To try and find the upshot of all this, the Government offer a measure called “spending power” – the funding combining Business Rates, Government grants, and the Council Tax if councils increase by the maximum allowed without a referendum. In February, the Government announced “the biggest increase in councils’ spending power for a decade”. It said:

“Councils in England will have access to a share of £49.2 billion in 2020 to 2021, an increase of £2.9 billion or 4.4 per cent in real-terms. The settlement will give councils access to a £1.5 billion boost for social care funding and ensures, on average, residents can expect to see the lowest increase in council tax bills since 2016. The final settlement also incentivises local economic growth, with £40 million to be redistributed to councils following increased growth in business rates income.”

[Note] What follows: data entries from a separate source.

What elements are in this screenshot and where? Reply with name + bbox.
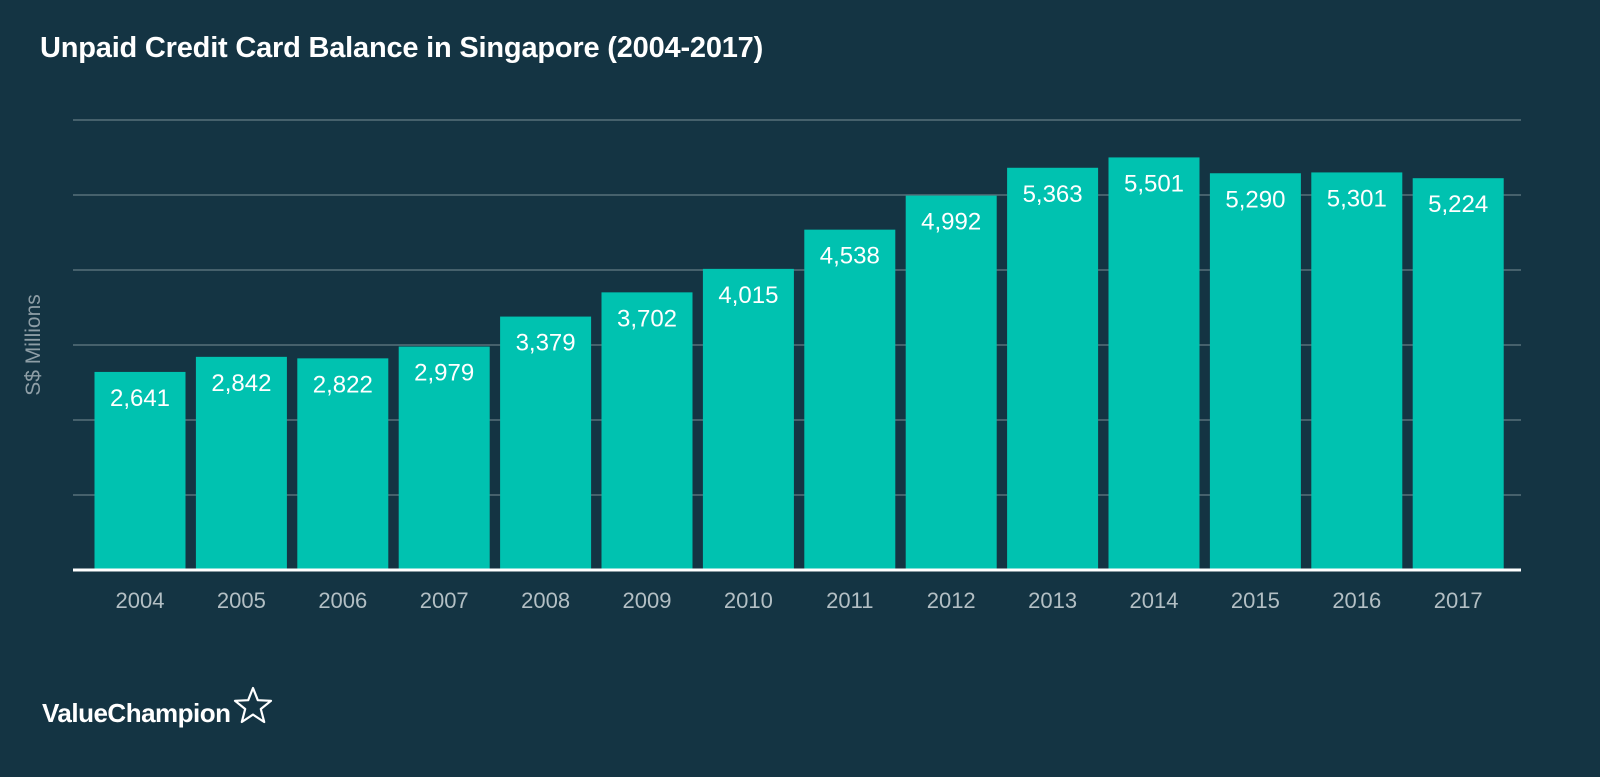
x-tick-2013: 2013 (1028, 588, 1077, 613)
x-tick-2012: 2012 (927, 588, 976, 613)
data-label-2011: 4,538 (820, 243, 880, 270)
bar-2012 (905, 195, 997, 570)
data-label-2013: 5,363 (1023, 181, 1083, 208)
x-tick-2016: 2016 (1332, 588, 1381, 613)
chart-title: Unpaid Credit Card Balance in Singapore … (40, 32, 764, 64)
x-tick-2007: 2007 (420, 588, 469, 613)
x-tick-2004: 2004 (116, 588, 165, 613)
data-label-2014: 5,501 (1124, 170, 1184, 197)
bar-2014 (1108, 157, 1200, 571)
data-label-2009: 3,702 (617, 305, 677, 332)
bar-2009 (601, 292, 693, 570)
bar-2007 (398, 346, 490, 570)
x-tick-2009: 2009 (623, 588, 672, 613)
brand-logo: ValueChampion (42, 686, 273, 731)
star-outline-icon (233, 686, 273, 731)
data-label-2007: 2,979 (414, 360, 474, 387)
bar-2010 (702, 268, 794, 570)
bar-2011 (804, 229, 896, 570)
bar-2017 (1412, 178, 1504, 570)
bar-2016 (1311, 172, 1403, 571)
x-tick-2015: 2015 (1231, 588, 1280, 613)
data-labels: 2,641 2,842 2,822 2,979 3,379 3,702 4,015 4,538… (110, 170, 1488, 411)
data-label-2016: 5,301 (1327, 185, 1387, 212)
bar-2008 (500, 316, 592, 570)
x-tick-2014: 2014 (1130, 588, 1179, 613)
x-tick-2005: 2005 (217, 588, 266, 613)
bar-2015 (1209, 173, 1301, 570)
bar-2006 (297, 358, 389, 570)
x-tick-2017: 2017 (1434, 588, 1483, 613)
data-label-2006: 2,822 (313, 371, 373, 398)
bars (94, 157, 1504, 571)
x-tick-2006: 2006 (318, 588, 367, 613)
brand-name: ValueChampion (42, 698, 231, 728)
data-label-2010: 4,015 (718, 282, 778, 309)
bar-2013 (1007, 167, 1099, 570)
data-label-2015: 5,290 (1225, 186, 1285, 213)
x-tick-2008: 2008 (521, 588, 570, 613)
data-label-2012: 4,992 (921, 209, 981, 236)
data-label-2017: 5,224 (1428, 191, 1488, 218)
x-tick-labels: 2004 2005 2006 2007 2008 2009 2010 2011 2012 2013… (116, 588, 1483, 613)
data-label-2005: 2,842 (211, 370, 271, 397)
bar-2005 (195, 356, 287, 570)
bar-2004 (94, 371, 186, 570)
gridlines (73, 119, 1521, 496)
x-tick-2011: 2011 (826, 588, 873, 613)
data-label-2004: 2,641 (110, 385, 170, 412)
x-tick-2010: 2010 (724, 588, 773, 613)
data-label-2008: 3,379 (516, 330, 576, 357)
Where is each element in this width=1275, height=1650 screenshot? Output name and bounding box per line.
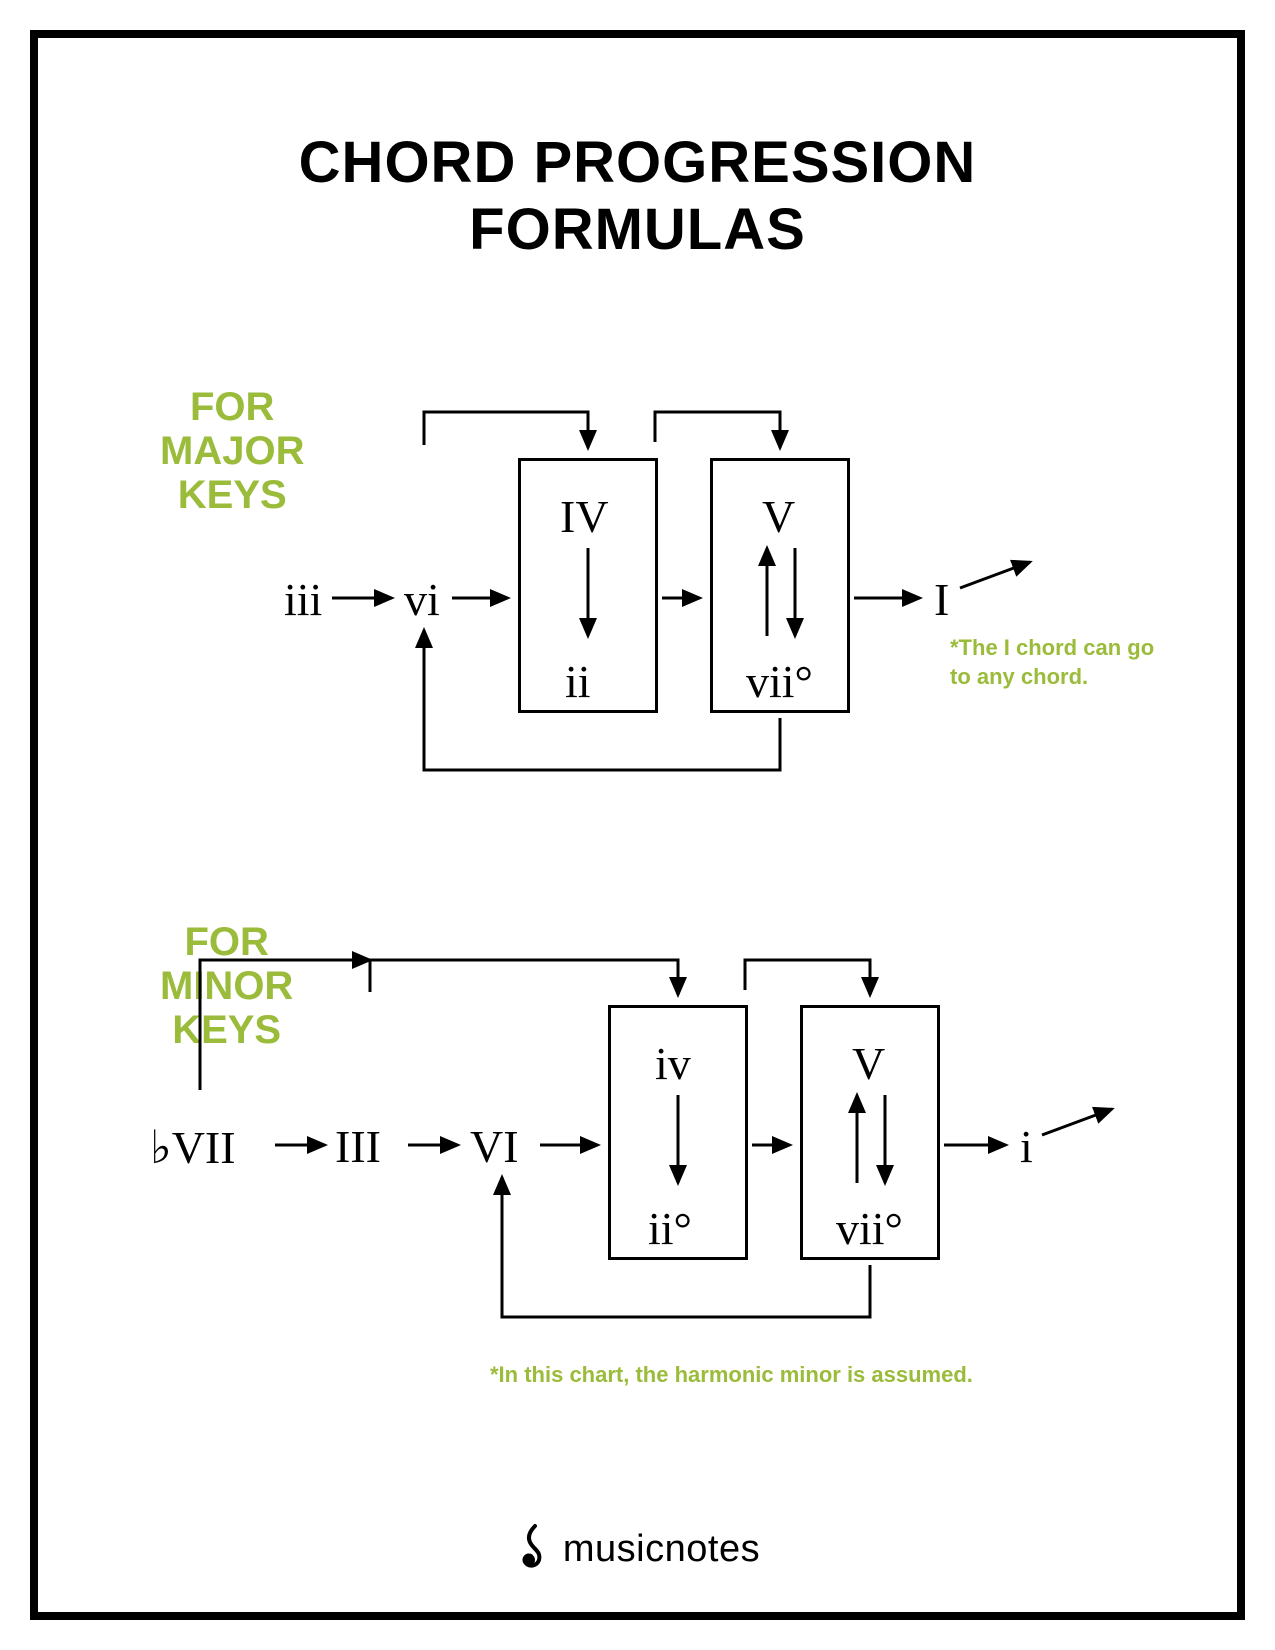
chord-iv: iv bbox=[655, 1037, 691, 1090]
major-label-1: FOR bbox=[190, 385, 274, 429]
minor-note: *In this chart, the harmonic minor is as… bbox=[490, 1362, 973, 1388]
page-title: CHORD PROGRESSION FORMULAS bbox=[0, 130, 1275, 263]
minor-label-3: KEYS bbox=[172, 1008, 281, 1052]
chord-viio: vii° bbox=[746, 655, 813, 708]
minor-label: FOR MINOR KEYS bbox=[160, 920, 293, 1052]
chord-minor-viio: vii° bbox=[836, 1202, 903, 1255]
chord-iio: ii° bbox=[648, 1202, 692, 1255]
chord-iii: iii bbox=[284, 573, 322, 626]
chord-i: i bbox=[1020, 1120, 1033, 1173]
chord-V: V bbox=[762, 490, 795, 543]
chord-vi: vi bbox=[404, 573, 440, 626]
logo-text: musicnotes bbox=[563, 1528, 760, 1570]
major-label-2: MAJOR bbox=[160, 429, 304, 473]
major-label: FOR MAJOR KEYS bbox=[160, 385, 304, 517]
logo: musicnotes bbox=[0, 1522, 1275, 1580]
minor-label-1: FOR bbox=[184, 920, 268, 964]
chord-ii: ii bbox=[565, 655, 591, 708]
chord-I: I bbox=[934, 573, 949, 626]
major-label-3: KEYS bbox=[178, 473, 287, 517]
title-line-2: FORMULAS bbox=[469, 197, 806, 262]
chord-minor-V: V bbox=[852, 1037, 885, 1090]
chord-IV: IV bbox=[560, 490, 609, 543]
chord-III: III bbox=[335, 1120, 381, 1173]
logo-icon bbox=[515, 1522, 555, 1580]
major-note: *The I chord can go to any chord. bbox=[950, 634, 1180, 691]
chord-VI: VI bbox=[470, 1120, 519, 1173]
chord-bVII: ♭VII bbox=[150, 1120, 236, 1174]
minor-label-2: MINOR bbox=[160, 964, 293, 1008]
title-line-1: CHORD PROGRESSION bbox=[299, 130, 977, 195]
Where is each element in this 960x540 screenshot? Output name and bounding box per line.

On March 19th came news of an extra £2.9 billion:

“£1.6 billion will go to local authorities to help them respond to other coronavirus (COVID-19) pressures across all the services they deliver. This includes increasing support for the adult social care workforce and for services helping the most vulnerable, including homeless people. £1.3 billion will be used to enhance the NHS discharge process so patients who no longer need urgent treatment can return home safely and quickly. The funding will cover the follow-on care costs for adults in social care, or people who need additional support, when they are out of hospital and back in their homes, community settings, or care settings.”

Then on Saturday, the Government disclosed that even more money was being provided, another £1.6 billion:

“This extra £1.6 billion takes the total given to councils to help their communities through this crisis to over £3.2 billion, an unprecedented level of additional financial support in recent times. The funding will mean councils can continue to provide essential services and support to those who need it most.”

No doubt Cllr Watts will keep asking for more. It may well be that even this extra money does not “fully” compensate councils. But would it not be reasonable for councils to take some responsibility for themselves? Last week the Taxpayers Alliance reported:

“At least 2,667 people employed by local authorities in 2018-19 received more than £100,000, an increase of 226 on 2017-18. 667 received over £150,000, 60 more than the previous year. The average number of employees who received over £100,000 in total remuneration per local authority is 6.9. This is up by one person per council on last year’s average. The average number receiving over £150,000 is 1.7 employees per council.”

The response from the “sector” was that these high salaries are justified as they provide such high calibre and innovative managers. But if the only idea they come up with when faced with extra costs or reduced revenue is that central Government “fully compensate” them, are they really providing such good value for money?

The longer the lockdown continues, the greater the pressure on council finances will be. Some who have managed to keep up their Council Tax payments thus far will run out of money and fall into arrears. It is realistic for councils to face up to and assess such challenges. What is delusional is expecting others to pick up the entire bill.